Risk factors included were risk factors for possible transfusion-transmissible infections or adverse events for the donor.

Outcomes included were related to possible (exposure to) infections or adverse events.

Intervention studies (randomized controlled trials, controlled clinical trials, before-and-after studies) and observational studies (case–control studies with cases either having a diagnosed infection or showing adverse events and a control group without infections of adverse events) were included. Studies had to give an indication of significance (by mentioning a P-value, a confidence interval, or in a narrative way). Non-controlled studies, case reports, case series, letters, comments, opinion pieces, narrative reviews, modeling studies, or studies that fail to mention levels of significance were excluded.

The following in- and exclusion criteria for HTAs were used. Blood donors (who were deferred) from developed and/or developing countries were included. Risk factors for possible TTIs or adverse events for the donor were included. Both costs and effects (life-years gained or disease-specific outcomes as reported in cost-effectiveness studies, quality-adjusted life-years [QALY] as reported in cost-utility studies) or a health gain expressed in monetary units (as reported in cost-benefit analyses) were included as outcomes. Cost-effectiveness analyses, cost-utility analyses, and/or cost-benefit analyses were included. Studies that only reported information on costs or health effects were excluded. Only studies in English were included.

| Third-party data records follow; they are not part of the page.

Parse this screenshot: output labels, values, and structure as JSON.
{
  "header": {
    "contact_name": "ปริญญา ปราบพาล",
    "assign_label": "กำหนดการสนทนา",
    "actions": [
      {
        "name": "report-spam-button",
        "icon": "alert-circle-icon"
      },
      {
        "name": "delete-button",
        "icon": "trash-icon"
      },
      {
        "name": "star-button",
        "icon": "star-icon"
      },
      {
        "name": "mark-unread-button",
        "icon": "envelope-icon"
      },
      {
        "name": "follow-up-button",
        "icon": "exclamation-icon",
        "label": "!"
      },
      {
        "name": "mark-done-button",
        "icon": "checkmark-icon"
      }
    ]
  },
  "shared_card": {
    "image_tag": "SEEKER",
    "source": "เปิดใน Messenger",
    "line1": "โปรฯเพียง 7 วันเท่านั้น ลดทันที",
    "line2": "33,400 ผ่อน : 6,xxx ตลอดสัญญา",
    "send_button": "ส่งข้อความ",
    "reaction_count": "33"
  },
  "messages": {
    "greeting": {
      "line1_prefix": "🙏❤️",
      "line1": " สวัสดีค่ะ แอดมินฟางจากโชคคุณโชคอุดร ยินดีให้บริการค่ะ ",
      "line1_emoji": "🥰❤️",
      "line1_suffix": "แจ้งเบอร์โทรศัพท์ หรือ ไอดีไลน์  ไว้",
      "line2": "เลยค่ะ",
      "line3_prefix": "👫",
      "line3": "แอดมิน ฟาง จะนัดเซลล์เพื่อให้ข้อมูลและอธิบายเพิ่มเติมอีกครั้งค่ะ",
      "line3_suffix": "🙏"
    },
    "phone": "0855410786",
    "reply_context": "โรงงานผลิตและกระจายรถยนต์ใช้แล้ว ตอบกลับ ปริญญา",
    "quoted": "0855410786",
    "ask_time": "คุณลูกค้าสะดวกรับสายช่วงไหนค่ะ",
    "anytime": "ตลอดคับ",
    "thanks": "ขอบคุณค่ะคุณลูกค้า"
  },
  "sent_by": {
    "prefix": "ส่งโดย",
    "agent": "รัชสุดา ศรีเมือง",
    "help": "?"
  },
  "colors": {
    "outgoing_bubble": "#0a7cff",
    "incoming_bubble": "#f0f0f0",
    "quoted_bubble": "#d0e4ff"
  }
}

Systematic literature search for HTA on all blood banking safety measures

In order to determine the cost/QALY for current blood bank safety measures, we searched the literature for existing HTA, using the search strategies in Supplementary materials. The following inclusion and exclusion criteria for cost-utility analyses were used. Blood donors from developed countries were included. Studies performed in Belgium/the Netherlands were preferably included; if not present, other settings (developed countries) were selected. Blood donors from developing countries were excluded. Medical health questionnaire, screening lab tests (ie, nucleic acid test for hepatitis C virus [HCV]/hepatitis B virus [HBV]/HIV, tests for bacteria), screening tests regarding component preparation (Intercept Blood System for platelets, pathogen inactivation), and screening tests regarding utilization (hemovigilance) were included. Screening tests for other viruses (eg, West Nile virus) were excluded. We included studies with no intervention or another screening test as a comparator. Cost/QALY was the outcome. Cost-utility analyses were included. Only studies in English were included.

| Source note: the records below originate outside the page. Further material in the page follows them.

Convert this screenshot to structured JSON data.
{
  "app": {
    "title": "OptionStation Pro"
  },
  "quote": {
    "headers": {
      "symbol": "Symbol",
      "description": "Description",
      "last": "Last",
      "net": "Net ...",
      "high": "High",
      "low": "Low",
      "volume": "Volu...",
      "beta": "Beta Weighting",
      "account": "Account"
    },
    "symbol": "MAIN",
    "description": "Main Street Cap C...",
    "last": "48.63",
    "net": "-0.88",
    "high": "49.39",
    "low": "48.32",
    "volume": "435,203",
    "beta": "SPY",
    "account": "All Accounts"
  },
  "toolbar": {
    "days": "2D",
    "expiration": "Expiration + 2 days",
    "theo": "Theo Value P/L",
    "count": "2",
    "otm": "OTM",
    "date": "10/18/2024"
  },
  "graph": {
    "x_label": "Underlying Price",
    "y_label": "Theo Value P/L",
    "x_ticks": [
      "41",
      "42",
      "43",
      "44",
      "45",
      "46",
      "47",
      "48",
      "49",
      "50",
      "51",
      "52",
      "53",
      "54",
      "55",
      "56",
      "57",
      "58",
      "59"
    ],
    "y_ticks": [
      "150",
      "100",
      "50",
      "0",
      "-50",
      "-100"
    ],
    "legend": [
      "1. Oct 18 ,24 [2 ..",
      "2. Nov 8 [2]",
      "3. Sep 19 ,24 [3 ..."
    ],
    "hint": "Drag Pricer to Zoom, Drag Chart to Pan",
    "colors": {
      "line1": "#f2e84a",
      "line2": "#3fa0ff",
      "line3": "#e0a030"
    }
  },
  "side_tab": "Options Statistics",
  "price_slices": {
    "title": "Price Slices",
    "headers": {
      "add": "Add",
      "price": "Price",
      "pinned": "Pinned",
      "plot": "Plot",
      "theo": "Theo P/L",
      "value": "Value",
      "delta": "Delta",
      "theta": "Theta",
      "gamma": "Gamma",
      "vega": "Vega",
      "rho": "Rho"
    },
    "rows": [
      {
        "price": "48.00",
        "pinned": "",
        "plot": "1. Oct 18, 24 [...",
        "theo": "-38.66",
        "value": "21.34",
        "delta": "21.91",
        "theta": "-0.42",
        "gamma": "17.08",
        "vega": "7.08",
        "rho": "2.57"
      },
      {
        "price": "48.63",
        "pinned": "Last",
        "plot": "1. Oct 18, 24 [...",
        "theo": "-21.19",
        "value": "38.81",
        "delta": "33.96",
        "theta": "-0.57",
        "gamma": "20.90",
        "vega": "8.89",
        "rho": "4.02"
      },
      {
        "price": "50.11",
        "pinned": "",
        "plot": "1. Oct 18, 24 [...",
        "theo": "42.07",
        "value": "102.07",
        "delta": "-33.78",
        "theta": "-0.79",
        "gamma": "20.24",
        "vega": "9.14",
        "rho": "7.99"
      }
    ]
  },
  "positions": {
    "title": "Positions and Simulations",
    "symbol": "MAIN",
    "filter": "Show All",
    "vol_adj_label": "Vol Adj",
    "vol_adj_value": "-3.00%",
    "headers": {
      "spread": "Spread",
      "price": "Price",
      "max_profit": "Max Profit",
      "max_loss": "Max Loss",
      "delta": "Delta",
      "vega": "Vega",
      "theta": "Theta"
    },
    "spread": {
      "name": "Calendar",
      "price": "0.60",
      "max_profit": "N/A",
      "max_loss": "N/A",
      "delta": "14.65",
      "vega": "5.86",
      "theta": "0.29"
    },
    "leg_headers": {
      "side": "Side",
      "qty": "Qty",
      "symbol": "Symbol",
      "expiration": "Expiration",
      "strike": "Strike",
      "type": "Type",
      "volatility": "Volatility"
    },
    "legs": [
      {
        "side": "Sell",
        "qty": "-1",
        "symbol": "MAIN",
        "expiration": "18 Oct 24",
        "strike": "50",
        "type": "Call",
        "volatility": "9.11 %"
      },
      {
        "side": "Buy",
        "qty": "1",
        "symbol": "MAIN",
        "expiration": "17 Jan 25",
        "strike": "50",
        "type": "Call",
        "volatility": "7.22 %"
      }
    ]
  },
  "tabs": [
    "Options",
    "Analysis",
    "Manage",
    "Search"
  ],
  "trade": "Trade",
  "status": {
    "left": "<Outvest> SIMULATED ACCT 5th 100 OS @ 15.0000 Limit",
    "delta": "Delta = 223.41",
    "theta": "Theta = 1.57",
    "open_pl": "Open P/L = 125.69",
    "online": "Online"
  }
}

Analysis of the most frequent reasons for donor exclusion

Donor deferrals are accurately recorded in the blood bank information system of the Belgian Red Cross-Flanders by using unique deferral codes. To monitor changes in donor selection, a trend analysis is performed on a regular basis by ranking deferral codes according to their frequency.

Results

Evidence that supports donor selection criteria

Table 2 gives an overview of the number of systematic reviews, primary research studies, or HTAs containing evidence that (does not) supports blood donor selection criteria.

Table 2 Number of systematic reviews, primary research studies, or HTAs containing evidence that (does not) supports blood donor selection criteria Notes: The primary studies are divided in a high-quality or low-quality category, based on their study design (RCTs or observational studies, respectively). aPersonal communication, Centre for Evidence-Based Practice, Belgian Red Cross-Flanders, 2016. Abbreviations: HTA, health technology assessment; RCT, randomized controlled trial.

Systematic reviews

Our search for relevant systematic reviews concerning blood donor selection criteria identified (1) two published and two unpublished reviews concerning deferral criteria aimed at donor safety, and (2) two published and one unpublished review concerning selection criteria aimed at recipient safety (Table 2).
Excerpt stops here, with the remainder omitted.